Brother Turner, the elders, and I agree that 28 questions cannot identify those who fully “walk in the old paths.” The elders spoke in the context of the old paths on the subjects specified, then explicitly said the topics covered are “not…a creed,” not “final or exhaustive,” “because we recognize that the New Testament itself reveals the pattern of sound words, and we can neither add to it nor subtract from it.” As to “fellowship,” the elders refer to financial fellowship, meaning they will not support men “carried about with every wind of doctrine” (Phil. 4:15-16; Eph. 4:14; 2 Jn. 9-11). For instance, the elders will not support men to preach that saints and sinners have different marriage laws, that “abortion-on-demand” is “a matter of personal choice,” or that churches are apostate for providing “the Sunday night communion” (sample questions). Brother Turner will commend the elders for that determination and agree it is scriptural not creedal. The elders do not refuse to support anyone because of a variation in interpreting a question, lack of 100% agreement on every aspect of a subject, or a man’s preference of another format for stating his stand. All those variables occurred without anyone losing his support!

Paul warned of men who “depart from the faith” by teaching “fables and endless genealogies,” “science falselyso called,” “the resurrection is past already,” “forbidding to marry, and commanding to abstain from meats” (1-2 Tim.). He did not mean that those six issues alone are the sum total of the faith, nor that soundness on “the 6” (or “the 28”) is a sufficient “test for orthodoxy,” nor that the only way to depart is by embracing those six errors. “The 6” are “less than the whole truth,” but reflect elements of truth. It could be said, “Men who are drifting would resent and would refuse to answer these six simple questions, but men who uphold the truth are always glad to `give an answer’ speaking `as the oracles of God’ on any Bible subject (1 Pet. 3:15; 4:11).” If someone felt he had a valid reason for not answering, he could offer it. Just as early elders could have asked men about “the 6” without creating a human creed, so can elders today. Hopefully, brother Turner will agree.

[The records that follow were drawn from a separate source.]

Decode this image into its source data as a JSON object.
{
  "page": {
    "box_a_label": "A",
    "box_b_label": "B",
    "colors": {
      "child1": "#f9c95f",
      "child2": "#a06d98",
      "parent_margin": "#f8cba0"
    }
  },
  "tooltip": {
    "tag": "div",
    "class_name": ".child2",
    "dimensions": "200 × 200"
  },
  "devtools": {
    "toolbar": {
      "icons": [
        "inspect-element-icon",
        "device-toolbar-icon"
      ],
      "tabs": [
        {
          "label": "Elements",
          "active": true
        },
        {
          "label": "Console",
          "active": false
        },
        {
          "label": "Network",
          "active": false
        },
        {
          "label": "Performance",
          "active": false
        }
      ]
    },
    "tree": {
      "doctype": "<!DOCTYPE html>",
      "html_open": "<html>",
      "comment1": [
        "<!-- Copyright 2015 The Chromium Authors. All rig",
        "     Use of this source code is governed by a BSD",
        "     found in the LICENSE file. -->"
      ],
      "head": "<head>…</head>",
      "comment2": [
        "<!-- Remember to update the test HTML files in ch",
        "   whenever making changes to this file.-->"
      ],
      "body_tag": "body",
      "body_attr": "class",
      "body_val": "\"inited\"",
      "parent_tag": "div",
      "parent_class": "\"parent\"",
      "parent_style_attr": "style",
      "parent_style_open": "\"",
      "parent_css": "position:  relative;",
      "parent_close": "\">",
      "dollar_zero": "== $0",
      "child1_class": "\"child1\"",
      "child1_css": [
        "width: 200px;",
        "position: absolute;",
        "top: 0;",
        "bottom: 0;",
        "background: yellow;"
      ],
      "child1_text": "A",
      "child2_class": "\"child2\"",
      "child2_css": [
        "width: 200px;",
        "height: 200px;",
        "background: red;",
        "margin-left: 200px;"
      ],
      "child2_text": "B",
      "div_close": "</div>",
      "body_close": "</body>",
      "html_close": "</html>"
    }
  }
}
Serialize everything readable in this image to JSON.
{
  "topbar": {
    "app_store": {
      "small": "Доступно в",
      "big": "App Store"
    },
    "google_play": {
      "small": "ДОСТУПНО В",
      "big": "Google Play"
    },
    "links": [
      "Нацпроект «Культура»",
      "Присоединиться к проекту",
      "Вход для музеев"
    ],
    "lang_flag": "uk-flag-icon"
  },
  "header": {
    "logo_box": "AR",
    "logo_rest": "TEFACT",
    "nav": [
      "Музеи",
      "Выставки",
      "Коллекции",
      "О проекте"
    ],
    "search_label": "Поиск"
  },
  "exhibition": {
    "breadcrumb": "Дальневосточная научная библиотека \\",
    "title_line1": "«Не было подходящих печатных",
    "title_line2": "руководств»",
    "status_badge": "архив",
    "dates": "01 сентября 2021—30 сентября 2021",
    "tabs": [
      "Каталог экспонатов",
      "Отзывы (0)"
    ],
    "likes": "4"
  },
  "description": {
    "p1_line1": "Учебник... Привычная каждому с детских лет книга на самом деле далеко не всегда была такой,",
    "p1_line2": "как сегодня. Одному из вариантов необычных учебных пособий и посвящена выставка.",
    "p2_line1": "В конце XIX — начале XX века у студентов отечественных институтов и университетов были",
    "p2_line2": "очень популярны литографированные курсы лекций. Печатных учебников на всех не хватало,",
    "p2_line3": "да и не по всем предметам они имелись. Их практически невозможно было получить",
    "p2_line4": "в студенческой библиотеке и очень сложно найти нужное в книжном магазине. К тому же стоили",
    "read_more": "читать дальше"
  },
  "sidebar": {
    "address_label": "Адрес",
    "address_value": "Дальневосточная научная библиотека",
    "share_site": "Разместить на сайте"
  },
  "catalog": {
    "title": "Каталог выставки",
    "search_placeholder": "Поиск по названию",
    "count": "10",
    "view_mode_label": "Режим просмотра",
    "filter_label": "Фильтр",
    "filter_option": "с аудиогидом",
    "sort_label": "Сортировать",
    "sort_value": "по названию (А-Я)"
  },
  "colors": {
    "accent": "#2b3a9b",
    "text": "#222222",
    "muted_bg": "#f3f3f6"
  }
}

The elders asked questions in an effort to avoid creedalism. To support preachers sound on the music issue but not on premillennialism, or sound on those matters but not on institutionalism, or sound on all those subjects but not on divorce and remarriage, is rank creedalism. We agree on that principle. The only question is how to learn where a man stands. The alternative to don’t-ask-don’t-tell and to creedalism is to ask direct Bible questions like our elders did. When to ask, by word or letter, and what to ask, are matters of judgment for each local church. We do not bind our judgment on others, nor wish them to bind a prohibition on us (Rom. 14:1-3). Either extreme is creedalism.

The real danger is not elders asking questions but brethren winking at the unmistakable signs of a new apostasy. Too many brethren are compromising with flagrant error on divorce and remarriage (Matt. 19:9), sectarian and liberal concepts (1 Tim. 4:1-3), unity in doctrinal diversity (2 Jn. 9-11), the positive mental attitude philosophy (2 Tim. 4:1-5), and rampant worldliness (Rom. 12:1-2). We all agree saints must question preachers about these serious dangers but disagree only on when and how. While differing on this one judgment, “we be brethren” in a common cause, not enemies at war with each other (Gen. 13:8; Phil. 1:27).